Penser à gérer son identité numérique avant toute chose. Comme tout outil il faut apprendre à s’en servir et ceci est d’autant plus important qu’avec les réseaux sociaux on touche rapidement à son identité numérique. Il faut être conscient qu’en étant actif sur les réseaux sociaux on fait sciemment ou involontairement du « personal branding ». Nous devenons nous même notre propre produit à marketer.

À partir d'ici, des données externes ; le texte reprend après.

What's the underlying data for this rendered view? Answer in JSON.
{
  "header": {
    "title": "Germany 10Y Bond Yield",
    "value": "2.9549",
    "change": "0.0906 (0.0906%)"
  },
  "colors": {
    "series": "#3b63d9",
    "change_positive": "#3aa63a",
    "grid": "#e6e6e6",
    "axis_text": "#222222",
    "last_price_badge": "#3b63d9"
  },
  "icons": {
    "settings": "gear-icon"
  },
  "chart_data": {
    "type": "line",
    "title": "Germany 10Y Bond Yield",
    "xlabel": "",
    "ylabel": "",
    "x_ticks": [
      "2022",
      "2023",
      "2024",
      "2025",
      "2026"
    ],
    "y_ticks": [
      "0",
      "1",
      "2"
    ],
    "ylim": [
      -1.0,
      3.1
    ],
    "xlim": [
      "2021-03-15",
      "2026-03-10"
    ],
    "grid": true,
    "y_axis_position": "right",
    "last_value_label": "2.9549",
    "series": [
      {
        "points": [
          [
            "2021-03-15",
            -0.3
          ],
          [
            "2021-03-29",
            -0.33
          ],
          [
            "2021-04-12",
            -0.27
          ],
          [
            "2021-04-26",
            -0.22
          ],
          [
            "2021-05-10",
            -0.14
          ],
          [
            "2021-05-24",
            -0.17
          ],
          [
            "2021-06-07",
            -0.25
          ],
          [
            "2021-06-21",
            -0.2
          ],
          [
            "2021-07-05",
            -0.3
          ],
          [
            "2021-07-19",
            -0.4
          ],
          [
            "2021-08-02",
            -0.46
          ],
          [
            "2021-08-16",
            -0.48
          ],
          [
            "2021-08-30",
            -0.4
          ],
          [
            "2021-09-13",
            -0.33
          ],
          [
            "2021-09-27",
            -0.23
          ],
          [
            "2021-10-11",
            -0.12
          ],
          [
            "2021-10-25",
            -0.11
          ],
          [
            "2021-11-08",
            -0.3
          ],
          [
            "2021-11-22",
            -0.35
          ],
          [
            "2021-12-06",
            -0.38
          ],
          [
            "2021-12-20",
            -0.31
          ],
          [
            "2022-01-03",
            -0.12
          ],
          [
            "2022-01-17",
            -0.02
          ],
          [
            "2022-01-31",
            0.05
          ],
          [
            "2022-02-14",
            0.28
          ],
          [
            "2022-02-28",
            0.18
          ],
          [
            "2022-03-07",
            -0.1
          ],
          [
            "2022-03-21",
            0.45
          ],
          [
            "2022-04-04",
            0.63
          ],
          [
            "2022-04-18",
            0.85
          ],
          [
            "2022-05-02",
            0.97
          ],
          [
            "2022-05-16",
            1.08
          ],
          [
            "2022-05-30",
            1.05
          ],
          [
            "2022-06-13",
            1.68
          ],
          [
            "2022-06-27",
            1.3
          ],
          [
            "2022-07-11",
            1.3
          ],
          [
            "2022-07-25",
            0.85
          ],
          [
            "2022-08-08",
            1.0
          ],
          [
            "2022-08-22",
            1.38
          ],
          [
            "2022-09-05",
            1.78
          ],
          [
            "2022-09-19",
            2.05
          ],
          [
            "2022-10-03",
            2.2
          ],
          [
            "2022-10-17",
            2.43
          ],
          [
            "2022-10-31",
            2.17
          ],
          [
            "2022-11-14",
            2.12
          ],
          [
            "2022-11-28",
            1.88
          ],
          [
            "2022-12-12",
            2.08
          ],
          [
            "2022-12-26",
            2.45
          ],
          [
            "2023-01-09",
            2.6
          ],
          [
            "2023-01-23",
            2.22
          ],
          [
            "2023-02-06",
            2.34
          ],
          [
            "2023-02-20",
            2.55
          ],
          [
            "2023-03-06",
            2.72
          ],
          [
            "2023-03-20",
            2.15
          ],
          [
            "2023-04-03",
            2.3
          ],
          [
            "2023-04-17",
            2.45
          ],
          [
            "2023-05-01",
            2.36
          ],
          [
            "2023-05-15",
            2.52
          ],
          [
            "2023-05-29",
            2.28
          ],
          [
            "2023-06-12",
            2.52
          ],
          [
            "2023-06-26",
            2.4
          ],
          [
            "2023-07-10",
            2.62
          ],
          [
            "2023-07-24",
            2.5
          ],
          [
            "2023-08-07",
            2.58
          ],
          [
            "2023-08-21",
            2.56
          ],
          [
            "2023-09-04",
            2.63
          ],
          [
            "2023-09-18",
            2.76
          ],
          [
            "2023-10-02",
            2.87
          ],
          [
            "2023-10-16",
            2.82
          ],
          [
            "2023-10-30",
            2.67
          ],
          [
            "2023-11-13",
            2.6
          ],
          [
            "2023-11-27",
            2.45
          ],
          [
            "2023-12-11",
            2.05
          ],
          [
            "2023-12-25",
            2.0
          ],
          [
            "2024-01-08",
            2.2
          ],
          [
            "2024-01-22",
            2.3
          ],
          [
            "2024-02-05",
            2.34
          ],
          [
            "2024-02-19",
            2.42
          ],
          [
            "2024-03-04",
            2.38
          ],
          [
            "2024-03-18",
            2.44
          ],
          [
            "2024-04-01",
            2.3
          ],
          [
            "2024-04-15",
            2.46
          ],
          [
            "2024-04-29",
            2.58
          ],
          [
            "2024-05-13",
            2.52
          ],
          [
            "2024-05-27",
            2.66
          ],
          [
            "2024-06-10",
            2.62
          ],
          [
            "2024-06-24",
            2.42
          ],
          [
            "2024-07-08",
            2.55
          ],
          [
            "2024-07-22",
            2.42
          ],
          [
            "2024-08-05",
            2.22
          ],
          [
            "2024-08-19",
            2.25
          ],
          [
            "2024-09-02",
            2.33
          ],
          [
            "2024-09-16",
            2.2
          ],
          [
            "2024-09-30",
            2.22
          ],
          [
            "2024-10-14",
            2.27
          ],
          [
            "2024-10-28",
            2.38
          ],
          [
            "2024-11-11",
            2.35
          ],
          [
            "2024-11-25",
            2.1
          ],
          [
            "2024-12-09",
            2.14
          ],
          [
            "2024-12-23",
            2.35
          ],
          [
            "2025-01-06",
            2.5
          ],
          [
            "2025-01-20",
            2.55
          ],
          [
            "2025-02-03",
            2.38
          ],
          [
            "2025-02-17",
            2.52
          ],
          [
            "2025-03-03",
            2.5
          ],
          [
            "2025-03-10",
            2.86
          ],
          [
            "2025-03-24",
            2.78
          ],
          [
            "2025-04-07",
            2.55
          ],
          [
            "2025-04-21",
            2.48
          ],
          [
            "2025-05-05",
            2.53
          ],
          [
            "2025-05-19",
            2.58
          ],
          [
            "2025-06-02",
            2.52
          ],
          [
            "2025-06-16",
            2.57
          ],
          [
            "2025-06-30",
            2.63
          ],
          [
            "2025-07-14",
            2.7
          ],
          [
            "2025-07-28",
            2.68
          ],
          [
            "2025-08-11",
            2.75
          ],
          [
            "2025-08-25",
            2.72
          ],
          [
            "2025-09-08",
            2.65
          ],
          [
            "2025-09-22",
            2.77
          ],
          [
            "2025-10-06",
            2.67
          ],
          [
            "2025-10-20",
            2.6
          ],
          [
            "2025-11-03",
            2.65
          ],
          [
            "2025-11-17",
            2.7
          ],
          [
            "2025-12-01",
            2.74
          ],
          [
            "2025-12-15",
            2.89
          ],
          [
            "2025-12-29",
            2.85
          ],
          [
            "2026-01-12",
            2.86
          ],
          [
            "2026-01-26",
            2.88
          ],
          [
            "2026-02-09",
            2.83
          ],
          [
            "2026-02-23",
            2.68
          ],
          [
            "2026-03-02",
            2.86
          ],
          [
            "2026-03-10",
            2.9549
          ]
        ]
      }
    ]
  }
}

Nous devons gérer notre image et notre e-reputation. Cela mérite de prendre la peine de réfléchir à l’image que l’on veut renvoyer de nous-même. Rien n’est anodin. Les contacts linkedin, ou les abonnements sur Twitter, et les informations que nous « likons » ou que nous « partageons » renseignent sur nos centres d’intérêts et complètent notre profil et notre parcours professionnel. (Lire également Facebook en sait autant sur vous que votre conjoint). Rien d’effrayant à cela, bien au contraire cela doit enrichir notre identité numérique.

Le social selling nécessite de s’approprier les codes des réseaux sociaux. Ce sont toutes ses identités numériques qui se dessinent sur internet qui permettent de réaliser du « Social Selling » c’est-à-dire d’utiliser les réseaux sociaux au cours des étapes d’un processus de vente. On peut ainsi identifier des prospects, prendre contact , mettre en relation, diffuser de l’information choisie, se faire recommander par un tiers, apprendre à connaitre les centres d’intérêt de ses clients. Là encore attention de ne pas bruler les étapes. S’abonner à une personne sur twitter et le harceler pour qu’il vous suive afin de pouvoir lui envoyer une documentation commerciale ou lui proposer un rendez-vous sera souvent contre-productif. Il faut se familiariser avec les codes des réseaux sociaux et se souvenir que les réseaux sociaux reposent sur l’écoute et l’échange.

Certains se contentent d’une simple veille sur les réseaux sociaux par peur d’être « visibles » ou de ne pas savoir quoi dire. Il n’y a pas besoin de parler de soi, on peut partager ce qui nous parait utile et intéressant. Avec plus de confiance on peut y aller de son commentaire. C’est ainsi qu’on augmente sa visibilité de manière constructive tout en devenant plus pertinent grâce à une veille efficace. C’est également un moyen de montrer que la transformation numérique ne vous effraie pas et que vous êtes capable de vous accaparer ces outils pour les intégrer dans votre travail.